You'd need a histological slide to see the effect. I have seen these slides in zebrafish which have essentially the same equipment, a primitive stomach with an attached gas bladder. We have several cases where a fish gorged on scrubbed biofilms (algae) that then resulted in a mycobacteria infection (myco is in all biofilms period). The pneumatic duct then necrosed and clogged with fibrous tissue eliminating the gas connection to the environment so the fish could not regulate its gas content resulting in gas bladder disease.
Here's a link to illustrate
physostome fish:
http://www.bio.davidson.edu/Courses/anphys/2000/Martin/types.html
This link makes it sound like you can visualize this infection on larger fish by examining the gas bladder for signs of infection.
http://www.aquavet.i12.com/Fish.htm
There is considerable research done on physostome fish, pneumado duct inflamation and infection and their effects on larva fish rearing. I think the damage can be done early on at the farm and or can be enhanced by husbandry of the adults.
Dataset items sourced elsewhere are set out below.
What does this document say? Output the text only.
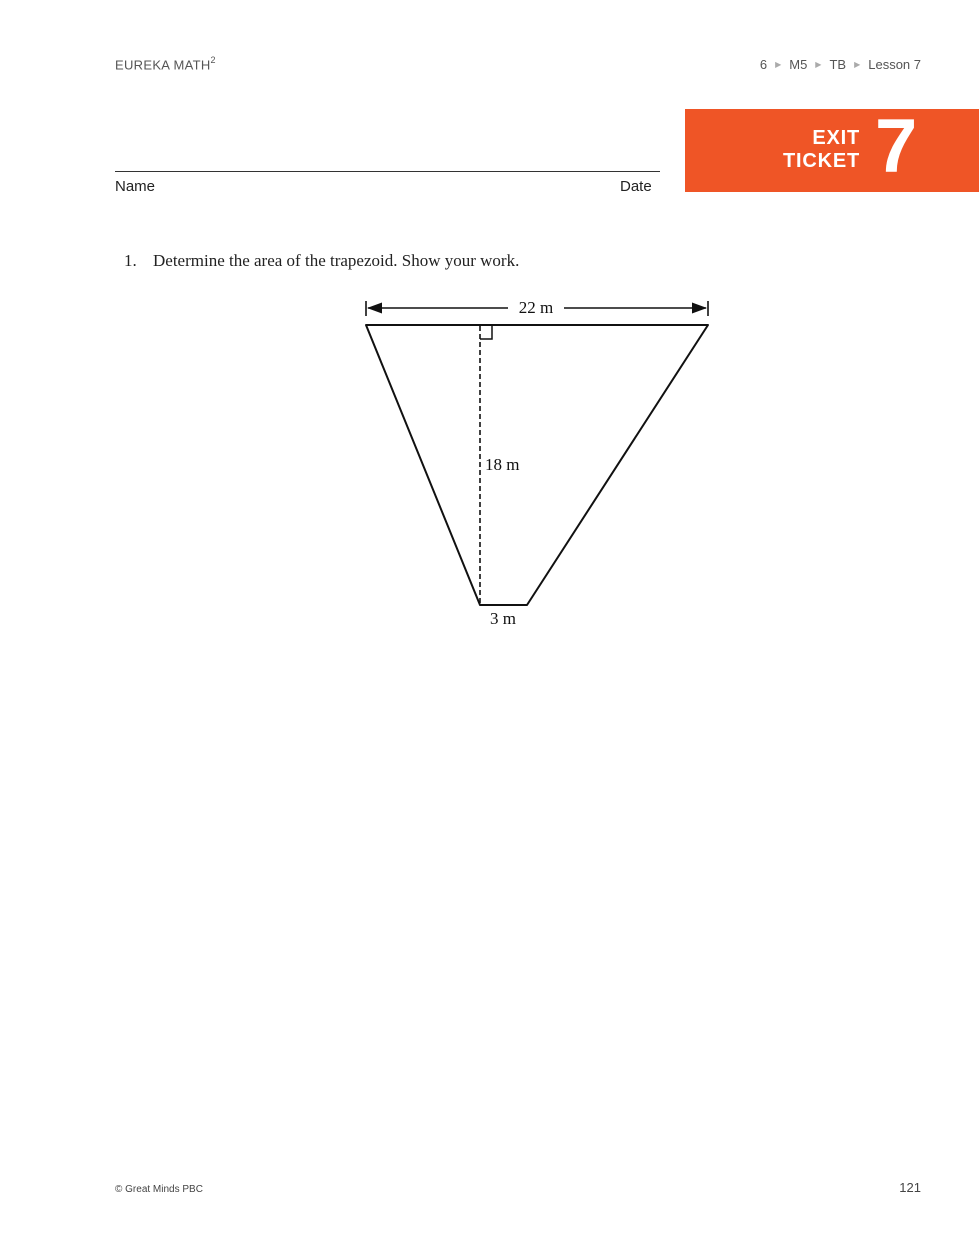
EUREKA MATH$^2$	6 ▶ M5 ▶ TB ▶ Lesson 7
EXIT
TICKET 7
Name	Date
1. Determine the area of the trapezoid. Show your work.
22 m
18 m
3 m
© Great Minds PBC	121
Again I think it is the over feeding of floating foods or any foods for that mater not the fact that the food floats. I feed almost exclusively with floating food, and occasionally a fish will be gas but starvation clears the issue right way. Occassionally I'll have a fish in a tank that can't seem to handle the level of feed a tank is recieving so it goes into a lower feed rate tank and it's just fine after that... YMMV
You keep mentioning true SBD. What is your reference for so called true SBD vs the fake SBD you see? Are you saying False SBD is just gas? I totally agree and it goes back to over feeding. Fish with gas usually clear with a day or two of fasting. In my book if fasting doesn't fix it, it is SBD.